Nationalrat: Hitzige Debatte, viele Ordnungsrufe

Politik
21.09.2022 12:55

Das neue Parlamentsjahr hat am Mittwoch trotz herbstlicher Temperaturen hitzig begonnen: Im Rahmen einer „Aktuellen Stunde“ der SPÖ zu Auswirkungen der Inflation auf Pensionisten schenkten sich die Fraktionen gegenseitig ordentlich ein, was mehrere Ordnungsrufe zur Folge hatte. Sozialminister Johannes Rauch (Grüne) kritisierte es als „frivol“, zu behaupten, dass die Zahlungen der Regierung nichts nutzen.
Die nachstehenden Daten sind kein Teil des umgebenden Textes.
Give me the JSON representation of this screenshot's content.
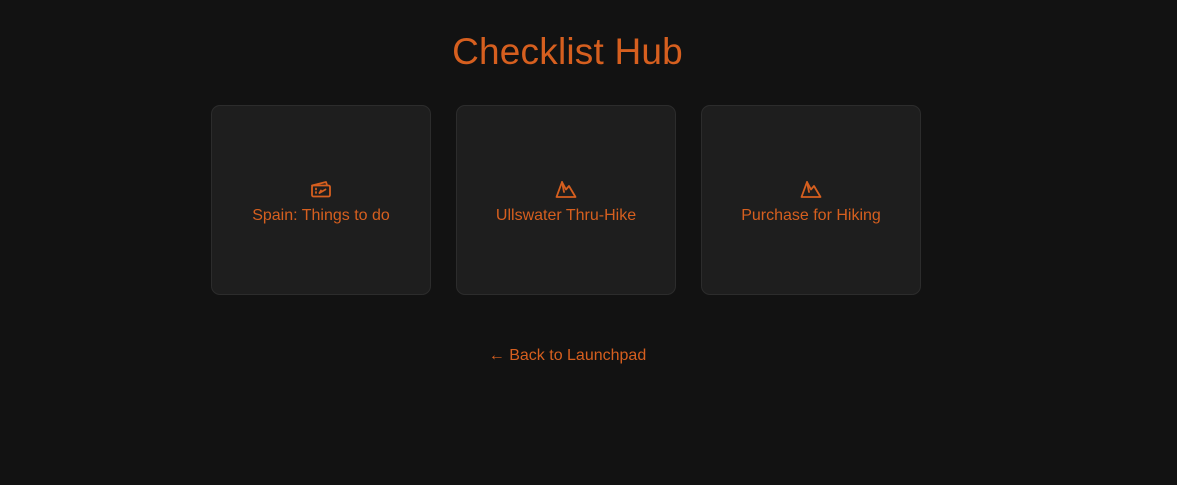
{
  "page": {
    "title": "Checklist Hub",
    "accent_color": "#d65f1f",
    "background_color": "#121212",
    "card_color": "#1e1e1e"
  },
  "cards": [
    {
      "label": "Spain: Things to do",
      "icon": "ticket-icon"
    },
    {
      "label": "Ullswater Thru-Hike",
      "icon": "mountain-icon"
    },
    {
      "label": "Purchase for Hiking",
      "icon": "mountain-icon"
    }
  ],
  "nav": {
    "back_label": "← Back to Launchpad"
  }
}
Die FPÖ blieb mit ihrem Wettern gegen die Russland-Sanktionen isoliert.

Die Regierung beschließe bloß Einmalzahlungen, statt die Teuerung zu bekämpfen, warf SPÖ-Sozialsprecher und Gewerkschafter Josef Muchitsch ÖVP und Grünen vor. „Ihre Politik (...) ist falsch“, meinte Muchitsch, der auch ein wenig Tirol-Wahlkampf einstreute: „Sie werden am Sonntag so richtig eine auf den Deckel bekommen, und das haben Sie sich auch verdient mit der Politik, die Sie betreiben.“ Auch im Zusammenhang mit den Pensionisten unterstellte Muchitsch der Regierung, die Krisengewinner zu beschützen, statt den Menschen zu helfen. Aus SPÖ-Sicht müsste die Berechnung für die gesetzliche Pensionserhöhung geändert werden, indem die Inflationsrate von Jänner bis Dezember herangezogen wird (derzeit August bis Juli), was heuer voraussichtlich 8,4 Prozent wären - „das ist notwendig und das ist leistbar“.

Rauch äußerst empört, Wöginger steht ihm zur Seite
Sozialminister Rauch gab sich ob der harschen roten Kritik erzürnt. Es sei aufgrund der internationalen Faktoren eine „vollkommene Illusion“ zu glauben, die österreichische Regierung allein könne es schaffen, Inflation und Teuerung zu bekämpfen. Nur von Einmalzahlungen zu reden, „halte ich für etwas frivol“, meinte Rauch außerdem, und „noch frivoler“ sei es, zu behaupten, dass diese einer Alleinerzieherin oder einem Pensionisten nichts nutzen. „In welcher Welt leben Sie?“, fragte Rauch die SPÖ. Die Beträge ermöglichten es, die Rechnungen zu zahlen, „das ist Soforthilfe“. Zudem würden Sozialleistungen wie die Familienbeihilfe künftig wertangepasst - was kein roter Sozialminister zusammengebracht habe, vergaß Rauch nicht zu erwähnen.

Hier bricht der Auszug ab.